First the Art. There is a popular line of childrens' books about Carl, a Rottweiler that through various plot devices ends up babysitting a child. Carl's first babysitting adventure is found in Good Dog, Carl. In the book a mother tells Carl to watch the baby while she goes out. Various high jinks ensue. In the subsequent books the baby (a girl named Madeline) grows but still Carl remains in charge. They are very enjoyable books for small children. The pictures are very well done. Anyone who reads to small children should check out a couple at their local library.
But should life imitate Good Dog, Carl? For me the answer to that question is no. But that is just my opinion, man. Others may disagree. In fact, others apparently do.
NBC News reports on one person who disagrees: James R. Irvine. Mr. Irvine, a 41-year-old man living in Palm Coast, Florida, was arrested on charges that he left his pit bull to babysit his 10-month-old while he went out drinking.

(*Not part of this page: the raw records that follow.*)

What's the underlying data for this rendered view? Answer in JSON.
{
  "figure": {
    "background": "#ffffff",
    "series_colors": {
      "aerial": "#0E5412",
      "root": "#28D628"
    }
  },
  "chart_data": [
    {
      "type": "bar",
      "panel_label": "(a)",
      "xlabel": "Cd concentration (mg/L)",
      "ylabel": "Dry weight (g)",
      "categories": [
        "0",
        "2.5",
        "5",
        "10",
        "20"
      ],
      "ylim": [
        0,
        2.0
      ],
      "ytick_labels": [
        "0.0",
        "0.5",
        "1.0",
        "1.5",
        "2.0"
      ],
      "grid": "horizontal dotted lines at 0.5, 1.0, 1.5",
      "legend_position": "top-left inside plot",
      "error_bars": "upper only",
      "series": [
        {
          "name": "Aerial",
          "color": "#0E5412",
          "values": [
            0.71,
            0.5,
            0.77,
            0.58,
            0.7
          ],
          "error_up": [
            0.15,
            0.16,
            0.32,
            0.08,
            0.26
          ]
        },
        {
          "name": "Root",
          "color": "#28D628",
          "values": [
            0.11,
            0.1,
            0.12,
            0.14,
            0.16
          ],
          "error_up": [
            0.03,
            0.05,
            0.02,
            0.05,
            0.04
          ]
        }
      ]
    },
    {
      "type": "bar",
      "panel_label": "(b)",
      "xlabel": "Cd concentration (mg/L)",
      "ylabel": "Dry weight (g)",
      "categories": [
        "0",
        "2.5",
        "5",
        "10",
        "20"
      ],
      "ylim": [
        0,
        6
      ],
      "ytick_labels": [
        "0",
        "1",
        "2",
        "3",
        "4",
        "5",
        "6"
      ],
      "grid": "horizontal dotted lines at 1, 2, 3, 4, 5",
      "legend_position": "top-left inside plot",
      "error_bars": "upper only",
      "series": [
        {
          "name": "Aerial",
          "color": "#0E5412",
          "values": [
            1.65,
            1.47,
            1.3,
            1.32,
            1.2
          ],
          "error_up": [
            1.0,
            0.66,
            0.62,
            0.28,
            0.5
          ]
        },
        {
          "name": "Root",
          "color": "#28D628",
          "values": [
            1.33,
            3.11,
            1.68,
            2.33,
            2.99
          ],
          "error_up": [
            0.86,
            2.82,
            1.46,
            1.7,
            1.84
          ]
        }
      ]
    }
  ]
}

Apparently, Mr. Irvine's girlfriend left him in charge of her child while she was at work. After not answering several of her calls, Mr. Irvine answered a call by telling her he was "watching the game." Something about that answer was apparently suspicious because the woman allegedly went to Mr. Irvine's house and found him unable to get in and--in a touch of class--urinating on himself. Carl does not do that in the books.
Mr. Irvine allegedly admitted to his girlfriend that he had been drink in a bar but told his girlfriend that the baby wasn't alone because their pit bull was watching it. The baby was found inside the house in a room with a door shut and the dog in front of the door. So, credit the dog for staying where it was put, I guess.
This is not a direct imitation because the dog was a pit bull and not a rRottweiler. Also, although it is unclear I do not think the mother in Good Dog, Carl went out drinking. Although drinking might why some of the evidence of Carl and Madeline's escapades goes unnoticed.
Anyway I think people should add Good Dog, Carl to the list of artistic efforts that should not be imitated. Other items on that list include, but are not limited to, Reservoir Dogs, No Country for Old Men, and the Curious George books.